Parmi eux, Isabelle Couderc, vice-présidente chargée de l'instruction à la juridiction interrégionale spécialisée dans la lutte contre la criminalité et la délinquance organisée (JIRS) de Marseille. Lors de cette audition au Sénat, la magistrate avait notamment déploré "la remise en cause permanente et dilatoire des actes accomplis par une certaine défense qui n’est pas constructive".
Les avocats pointés du doigt
De quoi mettre en colère les associations d'avocats de Marseille. En effet, après avoir assuré que Marseille était "la seule ville de France gangrenée à ce point par le trafic de drogue", elle soulève "la grande aisance financière de ces délinquants du haut du spectre […] lorsqu’ils apparaissent en capacité de rémunérer plusieurs avocats, et non des moindres, pour leur défense".
Dans ces propos, elle dénonce "la remise en cause permanente et dilatoire des actes accomplis par une certaine défense qui n’est pas constructive", en soulignant que "les délinquants paient très cher une défense qui ne va pas se battre sur le fond du dossier – et pour cause, il est souvent accablant – mais sur la procédure, avec en ligne de mire la détention, en multipliant des remises en causes systématiques de certains actes d’enquêtes, ou bien utilisent carrément des stratagèmes pour au final obtenir des remises en liberté des délinquants".
"Le droit à une justice équitable pour tous les individus"
Des propos qui ne manquent pas de faire réagir la sphère des avocats marseillais. Michael Amas-Forcioli, président de l’Uja Marseille, regrette "la manière dont ont été tenus les propos, qui interrogent sur la place des avocats dans la procédure". "Le problème sur le trafic de stupéfiants est réel, on ne le remet pas en cause. Mais c’est dérangeant d’entendre ces propos, car le rôle des avocats est de s’assurer que la procédure est menée selon les règles établies par la loi et de veiller au respect des droits de la défense, qui doivent demeurer identiques pour tous.
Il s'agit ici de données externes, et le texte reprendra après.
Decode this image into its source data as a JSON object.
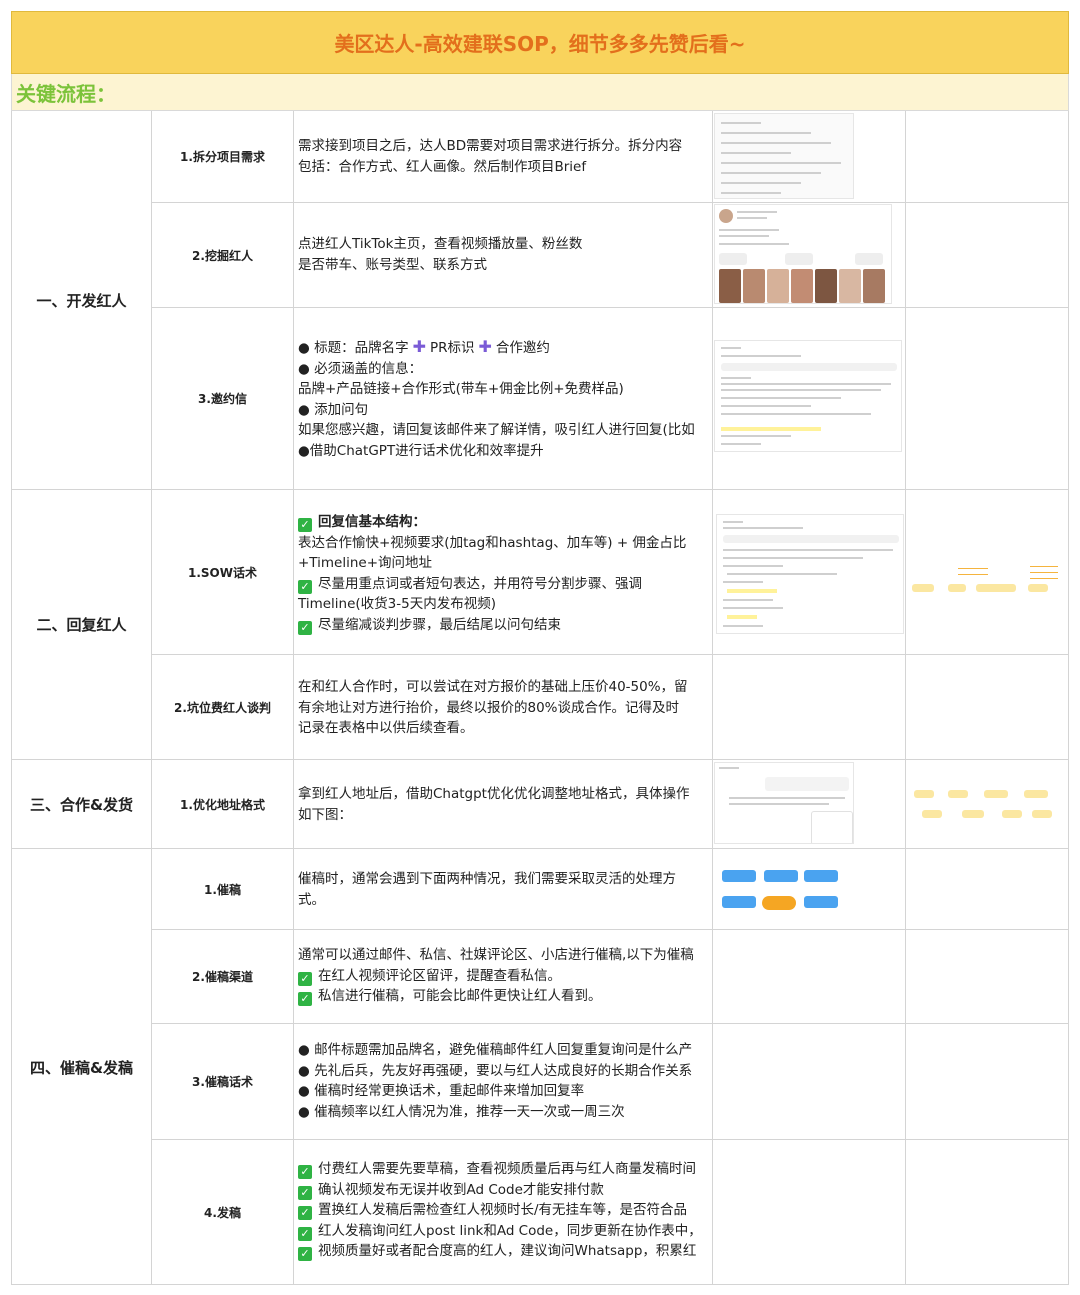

Remettre en cause la place des avocats, c’est remettre en cause le droit à une justice équitable pour tous les individus, quel que soit leur statut ou leurs circonstances."
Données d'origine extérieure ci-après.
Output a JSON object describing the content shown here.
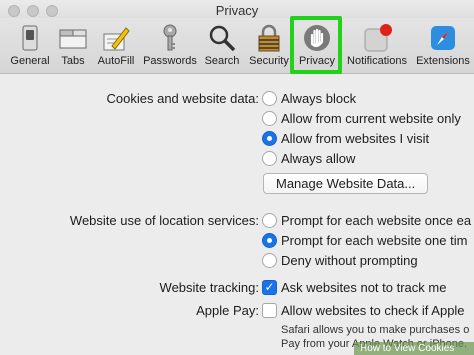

⚠ Communiqué de l'UJA MARSEILLE suite à l'audition de Madame la Vice-Présidente chargée de l'instruction près le Tribunal Judiciaire de MARSEILLE du 5 mars dernier. pic.twitter.com/pcgbt8CNV7
— UJA MARSEILLE (@UjaMars) March 7, 2024
Selon le président de l’Union des jeunes avocats de Marseille, il est nécessaire d’avoir un débat sur les solutions qui pourraient être apportées, et de le faire "de manière raisonnée", en interrogeant l’ensemble des interlocuteurs. "L’idée est de pointer personne, mais plutôt de travailler ensemble. Des récents travaux sur la confiance des justiciables en la justice – et l’avocat – montre qu’ils ont moins confiance. Les propos qui ont été tenus ne font que renforcer cette méfiance, et ce n’est pas un bon signal à donner", conclu Michael Amas-Forcioli.
Réfléchir aux solutions en concertation
Le Barreau de Marseille n’est pas resté sans réaction, qui juge que ces propos constituent "une attaque inacceptable à la profession d’avocats et aux Droits de la défense". Dans un communiqué, le Barreau "déplore qu’un magistrat du siège […] ait pu tenir de tels propos, recueillis à l’occasion d’une audition portant sur un sujet dont chacun mesure l’importance, puissent laisser penser que notre pratique professionnelle puisse être l’une des causes d’existence de ce narcotrafic".
Que ce soit du côté de l’Uja ou bien du Barreau de Marseille, les avocats se disent prêts à réfléchir, en concertation, aux solutions envisageables pour l’amélioration du fonctionnement de la Justice.